The implication of this paradox is that an ideal taxonomic database,
which is used as a reference also to field observations, should support
meta-data, that is, runtime access to the class definitions, and even
simultaneous roles of objects as classes and instances.
We have built one prototype for both of these approaches.
One particularly important point in the object model is the definition of names. We declare them as link attributes between the taxa, the type specimens, and the publications which deal with these types. It follows that scientific names or their derivatives cannot be used as object identifiers (keys). Ordered numbers cannot be used either, since they would be vulnerable to changes in systematic order. Therefore, we have to resort to hidden arbitrary surrogates as identifiers. The Taxon class must define the methods and message handlers which enable the taxa to identify themselves to queries properly.
The model was implemented as an OO database application (URL = http://www.metla.fi/biodiversity/taxon-object/) with the Objectivity/DB(tm) database product [23] and C++ language on a DEC Alpha/OSF platform. WWW documents that are entirely generated on demand out of the contents of the database constitute the user interface of the system. There is one page per taxon (Fig. 2). The page has subheadings for the fields of the database that the user wishes to retrieve. Taxonomic hierarchies can be followed through menus and buttons. Other dependencies of the taxa, such as host / parasite webs can be followed accordingly. For our testing, we loaded the database with the check-list of Finnish Geometroidea and the complete contents of a scanned field guide [24]. These both can be re-created on paper out of the contents of the database. New taxonomic objects can be created and the existing ones manipulated with a WWW-based editor.
We also experimented with another, and semantically more correct, system where individual taxa were classes instead of instances. The classes were created in run-time where needed.
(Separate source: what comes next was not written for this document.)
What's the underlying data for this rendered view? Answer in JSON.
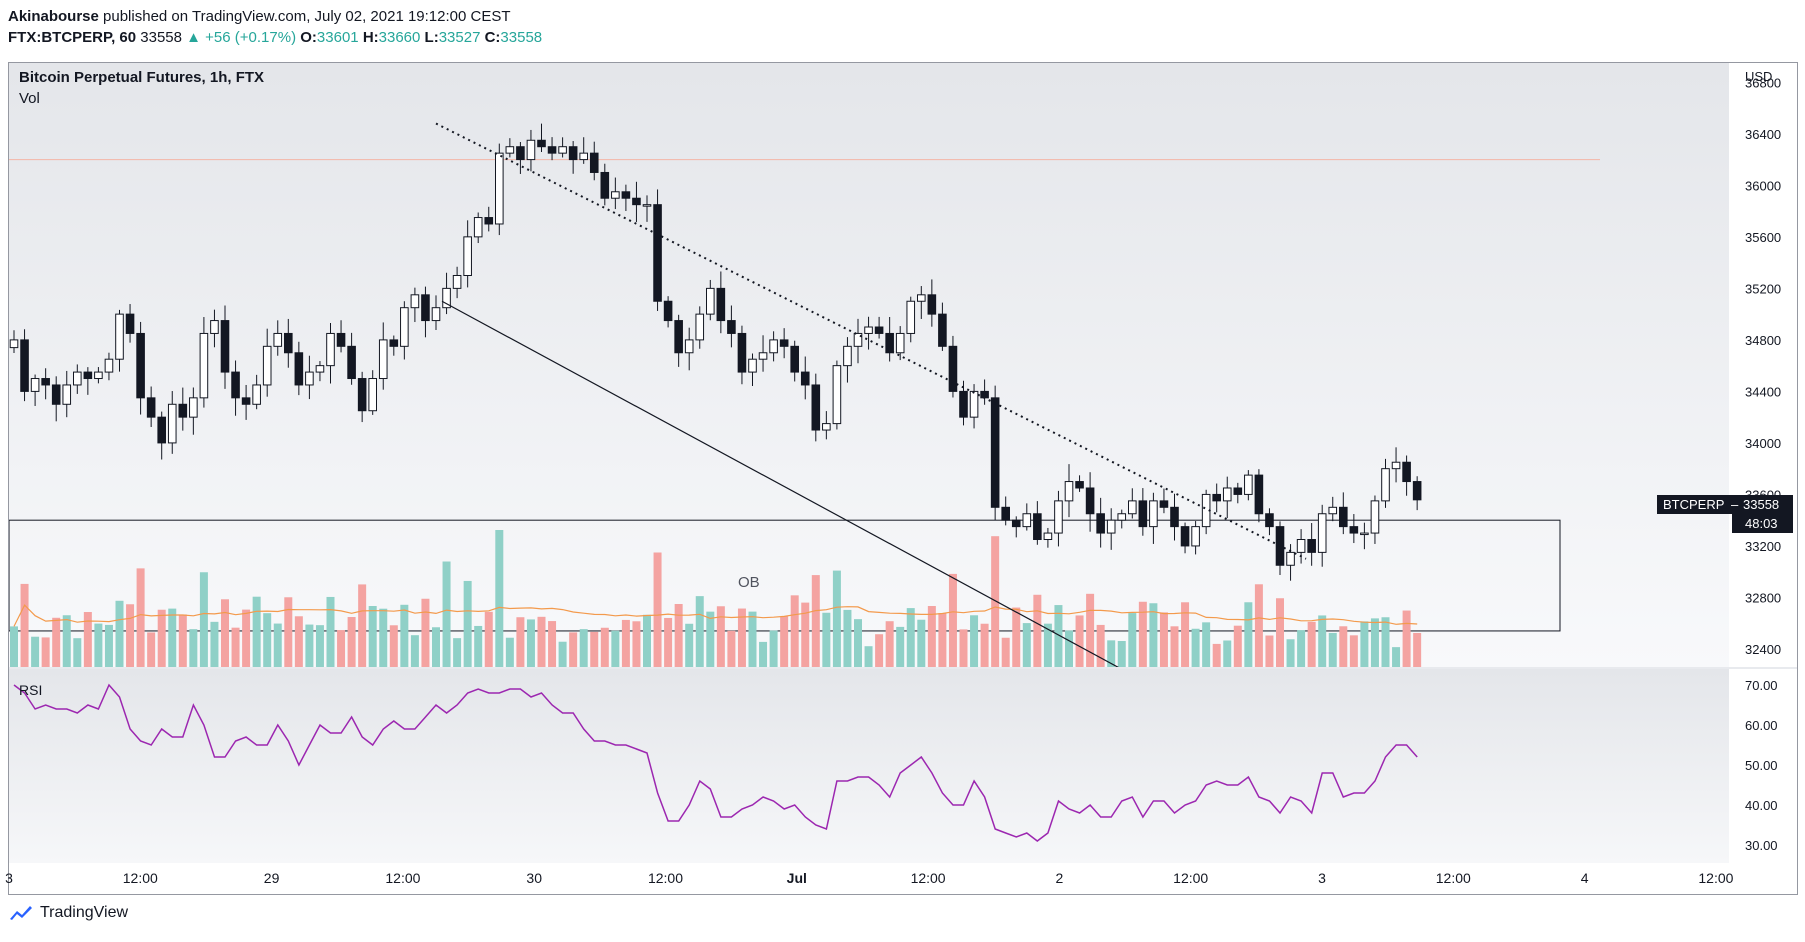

This system was implemented as an Kappa(tm) application because it supports run-time metadata [25]. However, we found storing the new class definitions into a database inconvenient and we no longer pursue this avenue.
Conclusion
Our experience shows that OO databases are a viable alternative for
managing complex taxonomic information.
However, none of the existing commercial products support all
the features required from an ideal system.
Therefore, and because of the need to reduce costs at the user end,
a public-domain OO database system similar to ACEDB should be built.
That system should also possess built-in WWW server capabilities,
and employ a community system [13] of automated agents
[26], [27] which can retrieve information from neighbour
servers in order to generate, for example, a distribution map or cross-check
nomenclature.
Availability of such capabilities should change the way taxonomic
check-lists are envisaged, the nomenclature maintained, and specimens
are identified.
Biodiversity information on-demand, automated network-aware collections,
and virtual museums should be a part of the global information infrastructure,
as recently proposed [28].
Fig. 1.
Object model of the taxonomic database.
Notation according to [15].
Details of classes are hidden, except for Taxon.
This diagram is one-third of a larger object model which, in addition,
describes field observations.
Fig. 2. The browser of the taxonomic hierarchy on the World Wide Web.